И папа исчез. День за днем пребывал он в бездействии; стоял на коленях у себя на молитве, исследовал тайну действовавших, бравших на душу грех. Наконец, не снеся долгого затвора, он появился на люди и — отрекся. Он отрекался снова и снова. Старческая маета духа требовала отречения. Бывало, он среди ночи велел будить кардиналов, чтобы с ними беседовать о своем покаянии. И быть может, так странно долго держалась в нем жизнь, что он надеялся еще смириться перед Наполеоном Орсини[110], который его ненавидел и отказывался прийти.
Якоб Кагорский[111] отрекся. И казалось, сам Господь ему хотел указать на ошибку, когда очень вскоре призвал к себе сына графа де Линьи[112], который будто дожидался совершеннолетия на нашей земле лишь затем, чтобы вкусить сознательно от радостей неба. Многие еще оставались в живых из тех, кто помнил светлого мальчика кардиналом, кто помнил, как на пороге зрелости стал он епископом и, едва достигши восемнадцати лет, умер в восторге от своей завершенности. Видели тогда и очнувшихся от смертного сна: воздух над могилой, в который, освободясь, излилась чистая жизнь, долго воздействовал на тела. Но не было ли отчаяния в этой чересчур скороспелой святости? Справедливо ли, что чистейший этот состав пронесло через жизнь лишь затем, чтоб еще темнее окрасить ее багрецом века? Не содрогнулась разве земля, когда юный принц от нее оттолкнулся в нетерпеливом своем вознесении? Отчего светящиеся не остаются подольше среди тех, кому так трудно нести светильники? И не эта ли тьма заставила Иоанна XXII утверждать, что до Страшного суда не может быть совершенного блаженства даже и для блаженных? В самом деле, сколько праведной жестокости надо иметь, чтобы воображать, будто, покуда на земле творится такое, где-то кто-то уже купается в сиянии Господа, покоясь средь ангелов, утешенный ненасытным Его созерцанием!

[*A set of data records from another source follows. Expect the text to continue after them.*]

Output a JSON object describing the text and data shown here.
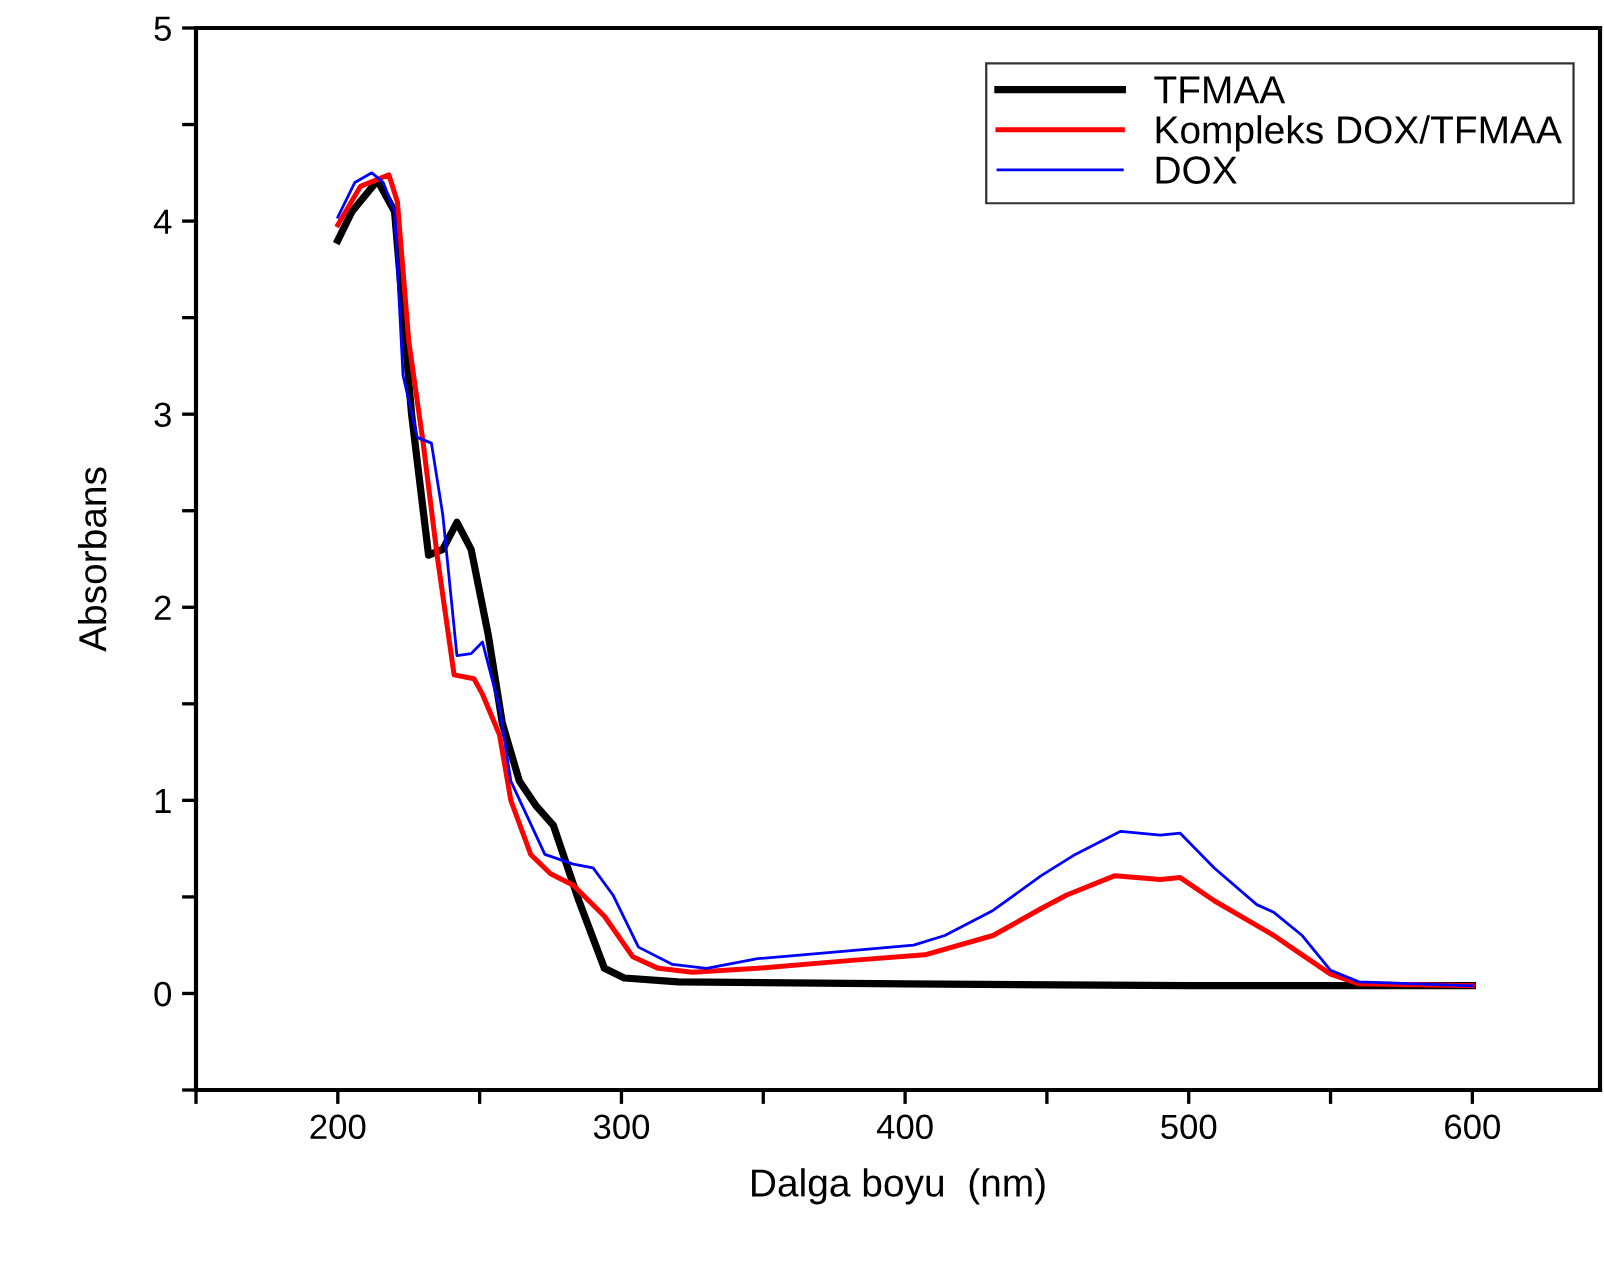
{
  "chart_data": {
    "type": "line",
    "xlabel": "Dalga boyu  (nm)",
    "ylabel": "Absorbans",
    "xlim": [
      150,
      645
    ],
    "ylim": [
      -0.5,
      5
    ],
    "xticks": [
      {
        "value": 150,
        "label": null
      },
      200,
      {
        "value": 250,
        "label": null
      },
      300,
      {
        "value": 350,
        "label": null
      },
      400,
      {
        "value": 450,
        "label": null
      },
      500,
      {
        "value": 550,
        "label": null
      },
      600
    ],
    "yticks": [
      {
        "value": -0.5,
        "label": null
      },
      0,
      {
        "value": 0.5,
        "label": null
      },
      1,
      {
        "value": 1.5,
        "label": null
      },
      2,
      {
        "value": 2.5,
        "label": null
      },
      3,
      {
        "value": 3.5,
        "label": null
      },
      4,
      {
        "value": 4.5,
        "label": null
      },
      5
    ],
    "grid": false,
    "legend": "top right",
    "marker": "none",
    "line_style": "solid",
    "series": [
      {
        "name": "TFMAA",
        "color": "#000000",
        "x": [
          200,
          205,
          214,
          220,
          226,
          232,
          237,
          242,
          247,
          253,
          258,
          264,
          270,
          276,
          285,
          294,
          301,
          320,
          400,
          500,
          600
        ],
        "values": [
          3.9,
          4.05,
          4.21,
          4.05,
          3.0,
          2.27,
          2.3,
          2.44,
          2.3,
          1.86,
          1.4,
          1.1,
          0.97,
          0.87,
          0.48,
          0.13,
          0.08,
          0.06,
          0.05,
          0.04,
          0.04
        ]
      },
      {
        "name": "Kompleks DOX/TFMAA",
        "color": "#ff0000",
        "x": [
          200,
          208,
          218,
          221,
          225,
          230,
          235,
          241,
          248,
          251,
          257,
          261,
          268,
          275,
          283,
          294,
          304,
          313,
          325,
          348,
          380,
          407,
          431,
          448,
          457,
          474,
          490,
          497,
          509,
          523,
          530,
          540,
          550,
          560,
          600
        ],
        "values": [
          3.98,
          4.18,
          4.24,
          4.1,
          3.38,
          2.86,
          2.27,
          1.65,
          1.63,
          1.55,
          1.34,
          1.0,
          0.72,
          0.62,
          0.56,
          0.4,
          0.19,
          0.13,
          0.11,
          0.13,
          0.17,
          0.2,
          0.3,
          0.44,
          0.51,
          0.61,
          0.59,
          0.6,
          0.48,
          0.36,
          0.3,
          0.2,
          0.1,
          0.05,
          0.04
        ]
      },
      {
        "name": "DOX",
        "color": "#0000ff",
        "x": [
          200,
          206,
          212,
          216,
          220,
          223,
          228,
          233,
          237,
          242,
          247,
          251,
          257,
          261,
          273,
          283,
          290,
          297,
          306,
          318,
          330,
          348,
          380,
          403,
          414,
          431,
          448,
          460,
          476,
          490,
          497,
          509,
          524,
          530,
          540,
          550,
          560,
          600
        ],
        "values": [
          4.02,
          4.2,
          4.25,
          4.2,
          4.05,
          3.2,
          2.88,
          2.85,
          2.48,
          1.75,
          1.76,
          1.82,
          1.48,
          1.1,
          0.72,
          0.67,
          0.65,
          0.51,
          0.24,
          0.15,
          0.13,
          0.18,
          0.22,
          0.25,
          0.3,
          0.43,
          0.61,
          0.72,
          0.84,
          0.82,
          0.83,
          0.65,
          0.46,
          0.42,
          0.3,
          0.12,
          0.06,
          0.04
        ]
      }
    ]
  }
}
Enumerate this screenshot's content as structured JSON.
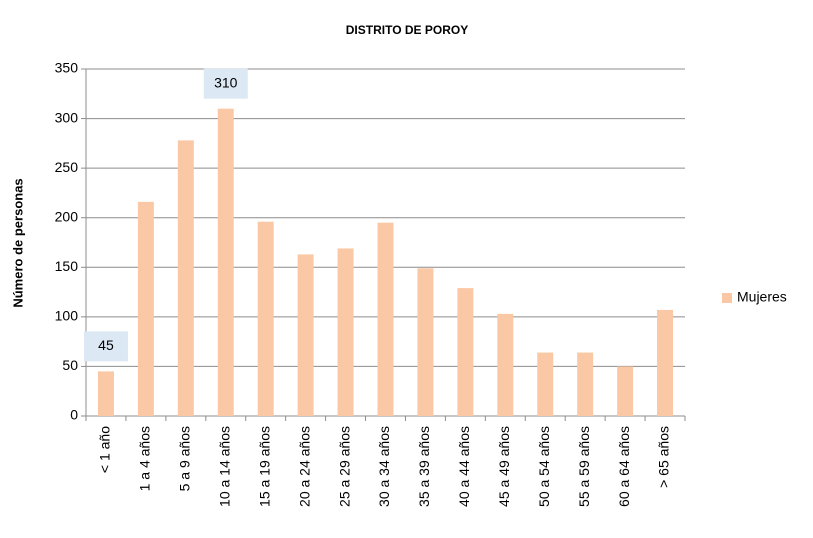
{
  "chart_data": {
    "type": "bar",
    "title": "DISTRITO DE POROY",
    "y_label": "Número de personas",
    "categories": [
      "< 1 año",
      "1 a 4 años",
      "5 a 9 años",
      "10 a 14 años",
      "15 a 19 años",
      "20 a 24 años",
      "25 a 29 años",
      "30 a 34 años",
      "35 a 39 años",
      "40 a 44 años",
      "45 a 49 años",
      "50 a 54 años",
      "55 a 59 años",
      "60 a 64 años",
      "> 65 años"
    ],
    "series": [
      {
        "name": "Mujeres",
        "color": "#fac8a4",
        "values": [
          45,
          216,
          278,
          310,
          196,
          163,
          169,
          195,
          149,
          129,
          103,
          64,
          64,
          50,
          107
        ],
        "value_labels": [
          45,
          null,
          null,
          310,
          null,
          null,
          null,
          null,
          null,
          null,
          null,
          null,
          null,
          null,
          null
        ]
      }
    ],
    "ylim": [
      0,
      350
    ],
    "yticks": [
      0,
      50,
      100,
      150,
      200,
      250,
      300,
      350
    ],
    "grid": true,
    "legend": "right"
  }
}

Вот сижу я холодной ночью и пишу, и я все это знаю. Знаю, может быть, оттого, что мне встретился тот человек, когда я был маленький. Он был очень высокий, я даже думаю, он был необыкновенно высокий.
Как ни странно, мне удалось к вечеру улизнуть из дому. Я бежал бегом. Я завернул за угол, и в тот же миг я с ним столкнулся. Сам не понимаю, как все вместе могло произойти за пять секунд. Как ни сжимай рассказ рассказывать дольше. Я столкнулся с ним и об него ударился. Я был еще маленький, я очень гордился тем, что не расплакался, и в то же время невольно ждал, что меня станут утешать. Он меня не утешал, и я решил, что он стесняется, что он не находит слов, чтобы все обратить в шутку. Я хотел прийти к нему на выручку; но для этого надо было взглянуть ему в лицо. Я уже сказал — он был высокий. И он не наклонился ко мне, как было бы естественно, а потому оставался на такой высоте, какой я и не ожидал. Передо мной ничего не было — только запах да особенная какая-то жесткость одежды. И вдруг появилось — лицо. Какое? Не знаю. Не хочу знать. Лицо врага. И рядом с этим лицом, совсем рядом, на уровне страшных глаз, как вторая голова — был кулак. Прежде чем я успел увернуться, я уже бежал. Я нырнул влево, я вбежал в пустую, жуткую улицу, улицу чужого города, где нет ничему прощенья.